The compensation officials wish list of “possible” incentives includes money to let any hospitalized servicemember continue to collect the Basic Allowance for Substance and forgo paying the daily $8.10 for hospital meals, in essence double-dipping.

Before an outcry from lawmakers that led to changes, troops wounded or who became ill, even while fighting in Iraq or Afghanistan, for example, had to pay $8.10 a day for meals while recuperating at military hospitals if they were collecting the BAS.

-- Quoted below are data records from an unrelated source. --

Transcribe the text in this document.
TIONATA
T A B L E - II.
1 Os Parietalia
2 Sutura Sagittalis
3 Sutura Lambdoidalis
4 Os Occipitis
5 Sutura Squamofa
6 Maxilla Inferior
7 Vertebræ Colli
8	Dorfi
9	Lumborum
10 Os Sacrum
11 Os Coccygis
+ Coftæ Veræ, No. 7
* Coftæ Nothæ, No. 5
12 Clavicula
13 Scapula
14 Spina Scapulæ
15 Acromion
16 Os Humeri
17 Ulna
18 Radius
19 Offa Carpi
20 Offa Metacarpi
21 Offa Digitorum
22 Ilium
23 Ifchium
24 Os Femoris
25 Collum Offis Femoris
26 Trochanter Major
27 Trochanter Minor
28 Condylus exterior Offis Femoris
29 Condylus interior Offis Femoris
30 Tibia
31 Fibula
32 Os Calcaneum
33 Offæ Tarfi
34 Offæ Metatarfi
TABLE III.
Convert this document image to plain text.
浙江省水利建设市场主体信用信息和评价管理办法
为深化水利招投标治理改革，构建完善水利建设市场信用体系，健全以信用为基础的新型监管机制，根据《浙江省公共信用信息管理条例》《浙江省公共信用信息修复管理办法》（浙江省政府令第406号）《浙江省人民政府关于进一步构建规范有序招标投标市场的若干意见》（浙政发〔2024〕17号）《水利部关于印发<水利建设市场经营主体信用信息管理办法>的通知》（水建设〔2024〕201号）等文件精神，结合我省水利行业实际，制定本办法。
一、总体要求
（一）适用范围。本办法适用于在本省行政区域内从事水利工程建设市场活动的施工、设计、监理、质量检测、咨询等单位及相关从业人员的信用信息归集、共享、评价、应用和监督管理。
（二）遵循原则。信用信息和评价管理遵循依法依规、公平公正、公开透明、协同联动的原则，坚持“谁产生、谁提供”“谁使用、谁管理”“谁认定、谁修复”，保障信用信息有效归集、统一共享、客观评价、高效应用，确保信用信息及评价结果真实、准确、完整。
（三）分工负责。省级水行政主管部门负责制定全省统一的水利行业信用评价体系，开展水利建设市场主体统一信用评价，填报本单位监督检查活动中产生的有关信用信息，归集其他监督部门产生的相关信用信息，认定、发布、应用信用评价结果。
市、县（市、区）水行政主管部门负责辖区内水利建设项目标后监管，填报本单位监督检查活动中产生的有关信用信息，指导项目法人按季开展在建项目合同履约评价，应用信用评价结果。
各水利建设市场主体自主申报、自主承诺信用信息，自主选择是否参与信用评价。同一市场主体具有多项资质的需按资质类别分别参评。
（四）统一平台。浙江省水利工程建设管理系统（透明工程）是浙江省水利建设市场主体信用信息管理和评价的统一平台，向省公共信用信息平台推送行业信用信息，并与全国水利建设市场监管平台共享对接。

Also in the House version is a $250 allotment per member to buy civilian clothes if he or she is medically evacuated from combat zones. Troops have often landed in the United States with nothing more than a hospital robe, Penrod said.

The House version also includes a provision to let servicemembers take up to three months advance of basic pay when deploying to a combat zone, and defers repayment of that advance until they return.

The Senate version has a clause that would increase the death gratuity each year by the same percentage amount as the basic pay raise. Last year, the Pentagon doubled the gratuity to $12,000.